How can we possibly find the “slope” in such a space? We do it by simplifying the problem, using a tool called the partial derivative.
The Partial Derivative: Isolating One Variable at a Time
The core idea behind a partial derivative is simple and elegant: if you have a function with many inputs, just pretend that all but one of them are temporarily frozen in place.
Imagine you’re standing on a real mountain. Your elevation depends on two inputs: your longitude (East/West position) and your latitude (North/South position). You want to know the slope. But the “slope” isn’t a single number!
- The slope in the pure North direction might be steeply uphill.

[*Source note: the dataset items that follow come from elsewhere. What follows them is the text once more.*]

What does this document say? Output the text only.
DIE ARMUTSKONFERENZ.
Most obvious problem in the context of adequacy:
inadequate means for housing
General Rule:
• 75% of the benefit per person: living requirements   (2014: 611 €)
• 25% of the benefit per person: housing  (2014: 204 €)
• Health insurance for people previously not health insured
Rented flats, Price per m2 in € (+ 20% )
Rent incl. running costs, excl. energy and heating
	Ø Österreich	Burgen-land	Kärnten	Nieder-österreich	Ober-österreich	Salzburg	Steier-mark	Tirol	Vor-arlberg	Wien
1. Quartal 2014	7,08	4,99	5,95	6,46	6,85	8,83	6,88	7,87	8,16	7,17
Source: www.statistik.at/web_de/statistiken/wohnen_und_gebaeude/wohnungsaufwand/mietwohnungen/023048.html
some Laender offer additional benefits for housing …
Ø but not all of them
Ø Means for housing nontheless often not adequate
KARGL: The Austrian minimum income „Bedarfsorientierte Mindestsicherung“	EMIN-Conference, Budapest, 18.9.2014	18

- The slope in the pure East direction might be gently downhill.
A partial derivative is what you calculate when you ask about the slope in only one of these specific directions.
- The partial derivative with respect to latitude tells you the slope if you only move North/South, holding your East/West position constant.

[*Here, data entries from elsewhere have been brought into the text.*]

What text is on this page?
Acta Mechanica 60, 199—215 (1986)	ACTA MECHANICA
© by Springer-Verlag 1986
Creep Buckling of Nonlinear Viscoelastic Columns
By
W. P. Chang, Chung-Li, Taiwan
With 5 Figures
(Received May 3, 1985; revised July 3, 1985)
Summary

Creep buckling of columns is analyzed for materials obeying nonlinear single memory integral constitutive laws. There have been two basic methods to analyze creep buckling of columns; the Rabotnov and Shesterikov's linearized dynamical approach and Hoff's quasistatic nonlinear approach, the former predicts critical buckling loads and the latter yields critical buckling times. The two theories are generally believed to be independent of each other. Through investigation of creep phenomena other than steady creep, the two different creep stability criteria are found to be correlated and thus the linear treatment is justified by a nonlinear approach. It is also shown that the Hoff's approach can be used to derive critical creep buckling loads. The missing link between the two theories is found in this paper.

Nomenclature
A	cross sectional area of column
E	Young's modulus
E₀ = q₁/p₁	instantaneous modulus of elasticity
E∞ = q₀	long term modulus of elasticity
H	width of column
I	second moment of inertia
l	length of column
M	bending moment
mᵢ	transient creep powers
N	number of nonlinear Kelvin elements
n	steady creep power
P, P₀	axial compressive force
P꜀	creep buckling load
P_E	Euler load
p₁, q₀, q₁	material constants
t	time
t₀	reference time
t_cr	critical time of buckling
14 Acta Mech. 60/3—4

- The partial derivative with respect to longitude tells you the slope if you only move East/West, holding your North/South position constant.
You’ve turned a complex 3D slope problem into two simpler 2D slope problems.
From Mountains to Models
Now, let’s apply this to our AI model’s error function. This function’s inputs are all the model’s parameters: Weight₁, Weight₂, Weight₃, …, Weight₁₀₀₀₀₀₀. The output is the total error.
We want to know how to adjust these weights to reduce the error. To do this, we calculate the partial derivative of the error with respect to each weight individually.
- Calculate for Weight₁: We find the partial derivative of the error with respect to Weight₁. This tells us: “If we hold all other 999,999 weights perfectly still and just nudge Weight₁ a tiny bit, how will the total error change?” This gives us the “slope” in the Weight₁ direction.
- Calculate for Weight₂: We repeat the process, finding the partial derivative of the error with respect to Weight₂. This tells us the slope in the Weight₂ direction.
- …and so on for all one million weights.
This is exactly what the Backpropagation algorithm (which we learned uses the Chain Rule) does. It efficiently calculates the partial derivative of the final error with respect to every single parameter in the entire network.
The Gradient: A Vector of All Slopes
After we’ve calculated all these individual partial derivatives, we can assemble them into a single, powerful object: a gradient.
A gradient is simply a vector where each element is the partial derivative with respect to one of the input parameters.
Gradient of Error = [ (partial derivative wrt W₁), (partial derivative wrt W₂), … ]
This gradient vector is amazing. It’s a single arrow in our multi-million-dimensional error landscape that points in the direction of the steepest possible ascent. It combines all the individual “slopes” to tell us the single best direction to move in order to increase the error as quickly as possible.
And if we want to decrease the error (which is always our goal), we just take a small step in the exact opposite direction of the gradient. This process is called Gradient Descent, and it is the fundamental optimization algorithm for training almost all modern AI models. We’ll explore it in detail in our next lecture.
The partial derivative, therefore, is the tool that allows us to manage overwhelming complexity. It lets us break down a problem with millions of moving parts into a million simple questions, and the gradient assembles the answers into one clear, actionable instruction: “This way to the bottom of the valley.”